Taste and nutrition: Something old, something new

Kerry’s 2023 Taste and Nutrition charts have analysed the elements influencing food and beverage demand for the year ahead

There are many components which make a successful food and beverage product: from delicious taste to compelling texture, and attractive labels and ingredients; producers must first and foremost understand what consumers want to see on the shelves. Be it on-trend creations like matcha martinis or mainstream conceptions like sriracha flavoured snacks, staying abreast of current trends is a must for producers to remain on the competitive edge.

Kerry’s 2023 Taste and Nutrition charts have analysed the elements influencing food and beverage demand for the year ahead. This includes nutrition and ingredient insights on trending themes and claims, as well as health ingredients. Across the board, the report has identified four key trends that producers would do well to watch out for:

Maximising Taste seizes upon advances in taste and texture technologies to deliver the same taste experiences and flavour intensities that consumers enjoy — if not more so. For example, according to Kerry APMEA, taste can be enhanced using ingredients like jaggery, and vanilla undertones.

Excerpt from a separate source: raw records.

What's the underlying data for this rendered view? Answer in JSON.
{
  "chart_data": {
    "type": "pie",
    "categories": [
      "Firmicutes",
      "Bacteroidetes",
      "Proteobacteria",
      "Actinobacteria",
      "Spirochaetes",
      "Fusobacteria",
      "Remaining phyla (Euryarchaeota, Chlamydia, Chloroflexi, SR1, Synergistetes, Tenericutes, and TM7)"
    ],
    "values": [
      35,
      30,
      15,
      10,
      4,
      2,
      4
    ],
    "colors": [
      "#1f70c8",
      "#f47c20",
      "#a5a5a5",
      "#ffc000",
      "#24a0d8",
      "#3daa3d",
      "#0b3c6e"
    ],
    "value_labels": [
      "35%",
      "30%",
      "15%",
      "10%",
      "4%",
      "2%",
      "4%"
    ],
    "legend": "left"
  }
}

For Roots & Origins, Kerry APMEA explained that traditional practices, heirloom flavours, ingredients and recipes are experiencing a revival, with post-modern food coming full circle to authentic, wholesome experiences. Asia-Pacific markets, where influence comes
not just from the West but also sub-markets within these regions, are inspiring flavours globally.

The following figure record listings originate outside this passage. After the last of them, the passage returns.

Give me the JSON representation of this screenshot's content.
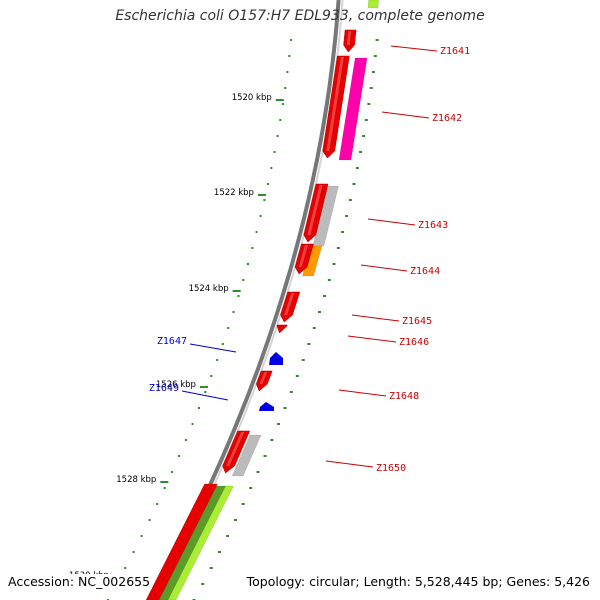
{
  "title": "Escherichia coli O157:H7 EDL933, complete genome",
  "footer": {
    "accession": "Accession: NC_002655",
    "summary": "Topology: circular; Length: 5,528,445 bp; Genes: 5,426"
  },
  "colors": {
    "backbone": "#8a8a8a",
    "tick": "#2e8b2e",
    "forward_gene": "#e60000",
    "reverse_gene": "#0000e6",
    "forward_label": "#cc0000",
    "reverse_label": "#0000cc",
    "feature_magenta": "#ff00aa",
    "feature_gray": "#bbbbbb",
    "feature_orange": "#ff9900",
    "feature_yellowgreen": "#aaee33",
    "feature_darkgreen": "#5c9a2a"
  },
  "scale_labels": [
    "1520 kbp",
    "1522 kbp",
    "1524 kbp",
    "1526 kbp",
    "1528 kbp",
    "1530 kbp"
  ],
  "genes": [
    {
      "label": "Z1641",
      "strand": "forward"
    },
    {
      "label": "Z1642",
      "strand": "forward"
    },
    {
      "label": "Z1643",
      "strand": "forward"
    },
    {
      "label": "Z1644",
      "strand": "forward"
    },
    {
      "label": "Z1645",
      "strand": "forward"
    },
    {
      "label": "Z1646",
      "strand": "forward"
    },
    {
      "label": "Z1647",
      "strand": "reverse"
    },
    {
      "label": "Z1648",
      "strand": "forward"
    },
    {
      "label": "Z1649",
      "strand": "reverse"
    },
    {
      "label": "Z1650",
      "strand": "forward"
    }
  ]
}
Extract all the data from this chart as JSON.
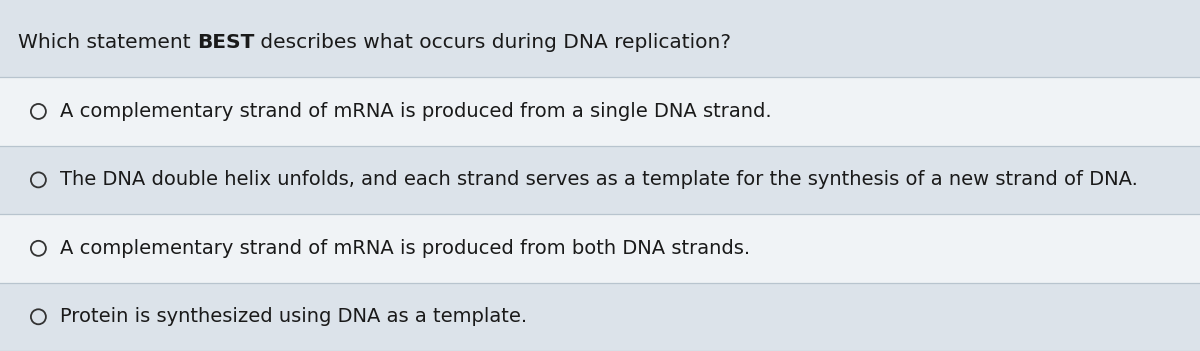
{
  "background_color": "#dce3ea",
  "question_bg": "#dce3ea",
  "option_row_colors": [
    "#f0f3f6",
    "#dce3ea",
    "#f0f3f6",
    "#dce3ea"
  ],
  "line_color": "#b8c4ce",
  "text_color": "#1a1a1a",
  "circle_color": "#333333",
  "question_text1": "Which statement ",
  "question_text2": "BEST",
  "question_text3": " describes what occurs during DNA replication?",
  "options": [
    "A complementary strand of mRNA is produced from a single DNA strand.",
    "The DNA double helix unfolds, and each strand serves as a template for the synthesis of a new strand of DNA.",
    "A complementary strand of mRNA is produced from both DNA strands.",
    "Protein is synthesized using DNA as a template."
  ],
  "question_fontsize": 14.5,
  "option_fontsize": 14.0,
  "fig_width": 12.0,
  "fig_height": 3.51,
  "dpi": 100
}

Off The Reel, on the other hand, zooms in on the influence of social media on food and beverage trends. Extravagant creations dressed with abundant toppings, ingredients and sprinkles have garnered the attention of consumers as they look great on photos
and carry a nostalgic factor. The COVID-19 pandemic has made TikTok a pivotal platform in the industry, with its visual format serving as a creative outlet for new flavour pairings such as matcha martini.

Last but not least, Joy in Simple Things pairs the fresh and the novel with familiar and comfort flavours which bring simple joy to consumers. According to a report by FMCG Gurus, 54% of APAC consumers say that traditional flavours most influence their food and drink choices.